Note that changing the setting from default to legacy is not an option. If it were done, it would only affect new installs with online media included as existing settings would not be altered.
@Dave: maybe we should (?) alter settings in post install... For me changing the setting worked - at least this has to be added to the errata - but I'd like to get a cleaner solution another option could be to revert the tightend crypto settings in general
It could be done, with the old settings saved as a .rpmsave file. Reducing the security of all of our users for the few impacted by this problem though, is not something that would be acceptable.

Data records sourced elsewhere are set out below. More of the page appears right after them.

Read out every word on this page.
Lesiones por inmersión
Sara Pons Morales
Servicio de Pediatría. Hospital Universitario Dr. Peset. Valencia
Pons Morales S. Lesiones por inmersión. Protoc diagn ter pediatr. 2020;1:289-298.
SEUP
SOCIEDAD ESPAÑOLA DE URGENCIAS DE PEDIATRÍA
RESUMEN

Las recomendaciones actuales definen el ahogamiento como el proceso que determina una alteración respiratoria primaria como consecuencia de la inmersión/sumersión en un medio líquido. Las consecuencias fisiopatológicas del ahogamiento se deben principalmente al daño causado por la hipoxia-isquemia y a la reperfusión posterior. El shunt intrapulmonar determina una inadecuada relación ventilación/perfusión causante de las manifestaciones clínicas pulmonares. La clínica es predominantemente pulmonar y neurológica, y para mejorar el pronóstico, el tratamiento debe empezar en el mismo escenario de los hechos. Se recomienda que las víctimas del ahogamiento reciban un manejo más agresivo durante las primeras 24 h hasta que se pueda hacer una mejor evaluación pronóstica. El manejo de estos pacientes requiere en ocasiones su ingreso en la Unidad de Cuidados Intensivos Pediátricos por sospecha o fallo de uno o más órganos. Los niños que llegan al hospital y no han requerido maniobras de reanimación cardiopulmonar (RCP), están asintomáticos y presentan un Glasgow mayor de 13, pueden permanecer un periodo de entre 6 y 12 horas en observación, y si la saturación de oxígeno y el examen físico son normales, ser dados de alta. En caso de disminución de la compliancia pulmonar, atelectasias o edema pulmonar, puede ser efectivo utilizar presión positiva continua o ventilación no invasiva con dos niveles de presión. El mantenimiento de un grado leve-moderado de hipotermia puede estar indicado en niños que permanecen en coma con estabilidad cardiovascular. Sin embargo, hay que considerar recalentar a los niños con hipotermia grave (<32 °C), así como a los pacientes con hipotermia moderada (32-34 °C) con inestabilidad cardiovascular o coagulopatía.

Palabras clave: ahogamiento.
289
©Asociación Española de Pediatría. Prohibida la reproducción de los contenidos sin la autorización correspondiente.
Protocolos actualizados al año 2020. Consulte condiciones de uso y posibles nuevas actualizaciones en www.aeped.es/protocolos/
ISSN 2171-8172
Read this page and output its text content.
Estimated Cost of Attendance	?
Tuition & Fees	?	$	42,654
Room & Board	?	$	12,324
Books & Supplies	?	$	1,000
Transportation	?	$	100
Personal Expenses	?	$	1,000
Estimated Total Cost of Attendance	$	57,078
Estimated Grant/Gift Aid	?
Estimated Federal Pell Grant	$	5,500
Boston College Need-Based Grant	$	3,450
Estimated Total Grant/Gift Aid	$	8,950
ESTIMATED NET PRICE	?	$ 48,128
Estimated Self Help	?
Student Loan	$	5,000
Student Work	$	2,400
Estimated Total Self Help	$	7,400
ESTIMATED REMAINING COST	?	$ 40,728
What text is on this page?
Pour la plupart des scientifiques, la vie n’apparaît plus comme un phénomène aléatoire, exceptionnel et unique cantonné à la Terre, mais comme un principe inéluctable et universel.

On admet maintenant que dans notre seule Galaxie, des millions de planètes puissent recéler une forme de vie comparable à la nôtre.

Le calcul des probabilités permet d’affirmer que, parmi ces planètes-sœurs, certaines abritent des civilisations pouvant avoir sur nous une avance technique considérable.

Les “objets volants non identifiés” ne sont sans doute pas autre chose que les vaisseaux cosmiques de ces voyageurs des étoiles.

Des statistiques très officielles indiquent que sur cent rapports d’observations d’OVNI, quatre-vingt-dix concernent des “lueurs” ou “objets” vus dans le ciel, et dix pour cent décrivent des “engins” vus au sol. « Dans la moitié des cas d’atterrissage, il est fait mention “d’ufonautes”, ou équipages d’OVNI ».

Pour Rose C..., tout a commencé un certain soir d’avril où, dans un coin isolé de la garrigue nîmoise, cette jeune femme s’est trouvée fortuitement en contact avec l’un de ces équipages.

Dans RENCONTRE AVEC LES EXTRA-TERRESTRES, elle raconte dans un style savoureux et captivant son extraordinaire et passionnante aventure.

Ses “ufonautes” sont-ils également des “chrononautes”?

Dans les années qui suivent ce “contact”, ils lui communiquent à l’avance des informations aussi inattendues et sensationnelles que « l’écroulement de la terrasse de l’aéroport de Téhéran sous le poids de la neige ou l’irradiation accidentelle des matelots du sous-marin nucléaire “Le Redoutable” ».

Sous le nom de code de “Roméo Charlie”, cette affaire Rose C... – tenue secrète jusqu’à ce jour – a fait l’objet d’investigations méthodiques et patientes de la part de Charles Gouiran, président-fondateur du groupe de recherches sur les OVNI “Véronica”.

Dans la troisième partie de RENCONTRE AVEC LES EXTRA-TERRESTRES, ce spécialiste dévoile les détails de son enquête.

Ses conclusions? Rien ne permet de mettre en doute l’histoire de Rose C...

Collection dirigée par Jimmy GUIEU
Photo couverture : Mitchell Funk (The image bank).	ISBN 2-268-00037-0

@Dave: what do you suggest as solution? If I don't misunderstand, this setting affects some applications, and some system services (wget?, java?). But all common browsers still think the old "unsecure" setting is quite good enough. With the current setting we are telling, epiphany and others are no good browsers since the are not able to show websites, all others show without complaining. And if you start epiphany/lifera on debian everything works - so we have the impression mageia is not working correct.
The sites involved work in thunderbird, but not liferea, epiphany, or midori. That shows it is not a cert or nss problem, but is due to application problems. liferea is working with other sites such as ... $ liferea https://seclists.org/rss/oss-sec.rss That shows it isn't a problem with all cert handling, just something unique to those sites. liferea works if the nss cert setting is changed from default to legacy. That shows the problem can be narrowed down to something in how liferea (and the other applications impacted) are using nss to check certificates. We need to identify what is causing those specific sites to fail and fix it. Some lib used by liferea, epiphany, and midori likely has something like a comparison checking for "greater than" when it should be "greater than or equal to", or vice-versa. The lib or embedded code used in thunderbird for the same functionality has the correct code. That's my best guess at this point. Lowering the security impacts all encrypted connections, such as online banking etc., making man in the middle attacks slightly easier to perform (not easy, just slightly easier). Just because the browsers such as firefox will work with the lower security settings allowed, doesn't mean it's a good idea for everyone to use all of the time. Encrypted connection failures are a pain to debug. I don't have the skill or enough detailed knowledge of how applications handle certificates to get further in identifying the cause. Adding packagers team to cc list, as I have no idea which specific package has the problem. Hopefully someone more familiar with the details of how certs are handled will be able to spot the problem code.